The Nikkei 225 is last at 28,010.93, down 953.15 (-3.29%).
Following a hawkish tone from fed chair Powell follow9ing last week’s FOMC meeting, Asian shares have started the week firmly on the backfoot.
The selling was indiscriminate across sectors, with only one stock in the index managing to finish in the green.
However, a positive spin was put on things by Shuji Housi at Daiwa securities who insisted, “The Japanese market is reacting too much. First of all, rate hikes are signs of an economic recovery,”.
For sure, there is some logic in that argument. However, one must remember that low interest rates have provided the rocket fuel for the meteoric rally of the last year.

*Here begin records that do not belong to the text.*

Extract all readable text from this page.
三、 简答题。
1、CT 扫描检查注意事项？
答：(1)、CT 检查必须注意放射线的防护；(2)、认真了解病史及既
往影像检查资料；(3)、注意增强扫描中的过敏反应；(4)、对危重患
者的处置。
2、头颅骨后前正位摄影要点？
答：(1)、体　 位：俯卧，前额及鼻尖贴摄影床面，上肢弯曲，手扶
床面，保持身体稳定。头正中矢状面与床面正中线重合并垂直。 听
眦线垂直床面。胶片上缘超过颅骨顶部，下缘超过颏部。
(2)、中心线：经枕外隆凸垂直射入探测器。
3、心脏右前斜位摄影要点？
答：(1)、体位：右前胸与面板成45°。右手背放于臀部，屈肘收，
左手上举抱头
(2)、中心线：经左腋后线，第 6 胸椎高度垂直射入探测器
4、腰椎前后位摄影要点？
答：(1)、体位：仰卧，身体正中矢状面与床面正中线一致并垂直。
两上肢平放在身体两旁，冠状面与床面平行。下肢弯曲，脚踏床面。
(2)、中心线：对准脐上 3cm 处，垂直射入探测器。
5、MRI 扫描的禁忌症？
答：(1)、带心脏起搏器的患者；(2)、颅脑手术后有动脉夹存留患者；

Ahead of last week’s FOMC, the Nikkei 225 price had been close to breaking out of a descending price channel. However, realizing that the U.S may embark on a tightening cycle ahead of schedule was more than enough to derail the rally.
If Jerome Powell’s testimony spooked investors, FED member Bullard dealt a fatal blow when he revealed that rates might start to move higher as early as next year.
This was too much to take for markets that have ridden the easy money train higher over the last year. Investors were quick to book profits, sending the Dow Jones Industrial Average down 600 points and taking the Nikkei 225 along for the ride.
The daily chart shows that the Nikkei 225 price is below 50 and 100-day moving averages. Furthermore, the 50 DMA has completed a bearish crossover of the 100 and indicates momentum sits firmly with the bears.
Additional downside targets can be seen at the 200 DMA at 27,132. This should be considered a line in the sand for longs, and a failure to maintain this level could prove perilous for the index.
However, should the Nikkei 225 penetrate the 200 DMA, it will soon face the next noteworthy area of support?
A clear descending wedge pattern has capped prices at the top end of the range. The parallel trend channel has also been a good level of support at its lower end. This supportive trend line is now visible at 26,800. And may offer some respite for bulls should the 200 DMA give way.
Furthermore, this supportive trend aligns with a series of previous multi-years highs from December 2020.
On this basis, I will break from convention and suggest this may be an even more crucial area of support than the 200 DMA. For now, the path of least resistance is surely lower. However, should the Nikkei 225 price reverse higher and above the trend line resistance at 29,500, my immediate negative outlook would be redundant.